Additional Physical Testing to detect essential oil purity

Optical rotation then tests for additional chirality, using instrumentation to twist essential oil molecules in order to identify synthetic additives that GC/MS testing would not detect. Next, the specific gravity of each batch is tested; the volume-to-weight ratio is compared to reference standards to verify oil quality and purity. Lastly, a refractometer is used to determine if the essential oils refractive index–a measurement of how light propagates through a specific substance–meets doTERRA established standards.


Step 3 - Contamination Testing

Batches that make it through physical testing are then run through a series of contamination tests to confirm that there are no harmful contaminants present. doTERRA tests for potentially harmful microorganisms, heavy metals, and pesticides.

Using heavy metal testing to detect essential oil purity

Heavy metal testing shows the amount of heavy metal content in any given essential oil. When properly distilled, essential oils shouldn’t contain heavy metals. ICP-MS testing uses a high-energy medium called inductively coupled plasma (ICP) to ionize the sample. The sample is then run through a mass spectroscope, which separates the sample into its elemental parts and provides a reading about which elements are present and at what quantities.


Using microbial testing to detect essential oil purity

Microbial testing involves analyzing a batch of essential oils for the presence of biohazardous microorganisms, such as fungi, bacteria, viruses, and mold. The process involves drawing a sample and then adding that sample to a sterile growth medium in an enclosed dish or plate. The sample is incubated for a period of time and then observed for microbial growth.
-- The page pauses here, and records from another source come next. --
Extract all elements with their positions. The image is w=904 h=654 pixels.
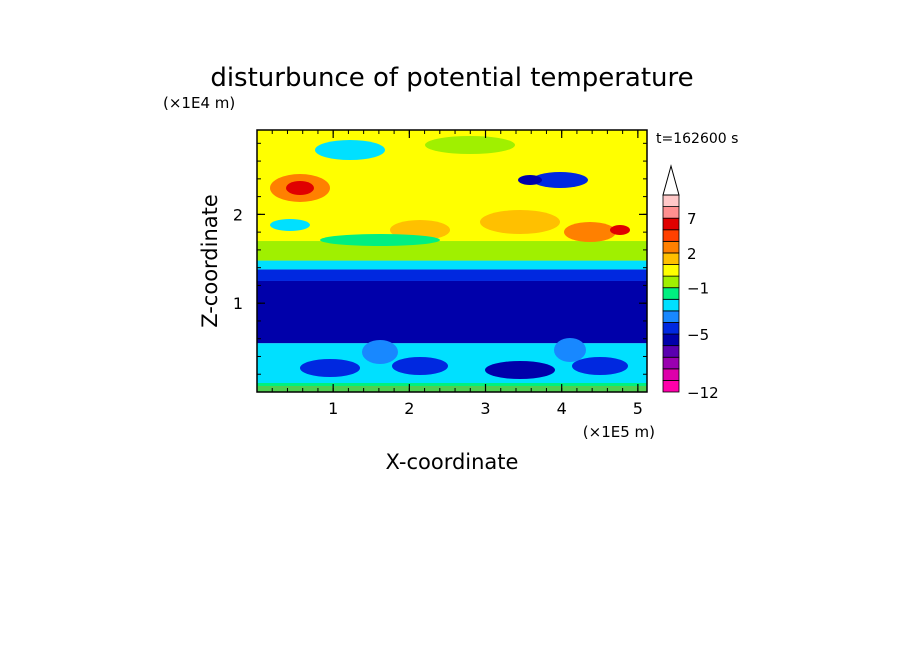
field-layer xyxy=(257,280,647,344)
colorbar-swatch xyxy=(662,345,680,358)
colorbar-swatch xyxy=(662,240,680,254)
colorbar-label: 2 xyxy=(687,245,697,263)
colorbar-swatch xyxy=(662,229,680,242)
colorbar-swatch xyxy=(662,287,680,300)
y-ticks: 12 xyxy=(233,142,647,375)
y-tick-label: 1 xyxy=(233,294,243,313)
x-ticks: 1 2 3 4 5 xyxy=(271,130,643,418)
colorbar-swatch xyxy=(662,217,680,231)
x-unit-label: (×1E5 m) xyxy=(583,423,655,441)
chart-title: disturbunce of potential temperature xyxy=(210,63,693,93)
colorbar-label: −5 xyxy=(687,326,709,344)
y-tick-label: 2 xyxy=(233,205,243,224)
colorbar-label: −1 xyxy=(687,280,709,298)
y-unit-label: (×1E4 m) xyxy=(163,94,235,112)
contour-field xyxy=(257,130,647,392)
colorbar-swatch xyxy=(662,356,680,370)
x-tick-label: 3 xyxy=(480,399,490,418)
time-label: t=162600 s xyxy=(656,131,738,147)
colorbar-swatch xyxy=(662,310,680,323)
x-tick-label: 5 xyxy=(633,399,643,418)
colorbar: 7 2 −1 −5 −12 xyxy=(662,164,719,402)
x-axis-title: X-coordinate xyxy=(386,450,519,474)
colorbar-swatch xyxy=(662,194,680,207)
colorbar-swatch xyxy=(662,252,680,265)
colorbar-swatch xyxy=(662,368,680,381)
colorbar-swatch xyxy=(662,206,680,219)
colorbar-arrow xyxy=(662,164,680,196)
x-tick-label: 2 xyxy=(404,399,414,418)
x-tick-label: 1 xyxy=(328,399,338,418)
colorbar-swatch xyxy=(662,333,680,347)
field-layer xyxy=(257,269,647,281)
field-layer xyxy=(257,241,647,261)
field-layer xyxy=(257,260,647,270)
colorbar-label: 7 xyxy=(687,210,697,228)
colorbar-swatch xyxy=(662,275,680,289)
x-tick-label: 4 xyxy=(557,399,567,418)
colorbar-swatch xyxy=(662,322,680,335)
plot-frame xyxy=(256,129,648,393)
colorbar-label: −12 xyxy=(687,384,719,402)
colorbar-swatch xyxy=(662,298,680,312)
colorbar-swatch xyxy=(662,264,680,277)
colorbar-swatch xyxy=(662,380,680,393)
field-layer xyxy=(257,384,647,392)
y-axis-title: Z-coordinate xyxy=(198,194,222,328)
This test is performed on product entering the manufacturing facility and on finished products prior to distribution to ensure that no products have been contaminated during the filling process.


Step 4 - On-Going Stability Testing

The final phase of testing verifies that CPTG essential oils will maintain their purity and efficacy over time. Stability testing is ongoing and involves not only examining the integrity of essential oils, but of their packaging as well. In the first series of tests, utilizing chambers that can alter temperature and humidity, we analyze what happens to the essential oils when exposed to different atmospheric conditions in both accelerated and long-term studies for extended periods of time. This testing protocol ensures that the quality of doTERRA CPTG essential oils will continue years after they have been manufactured.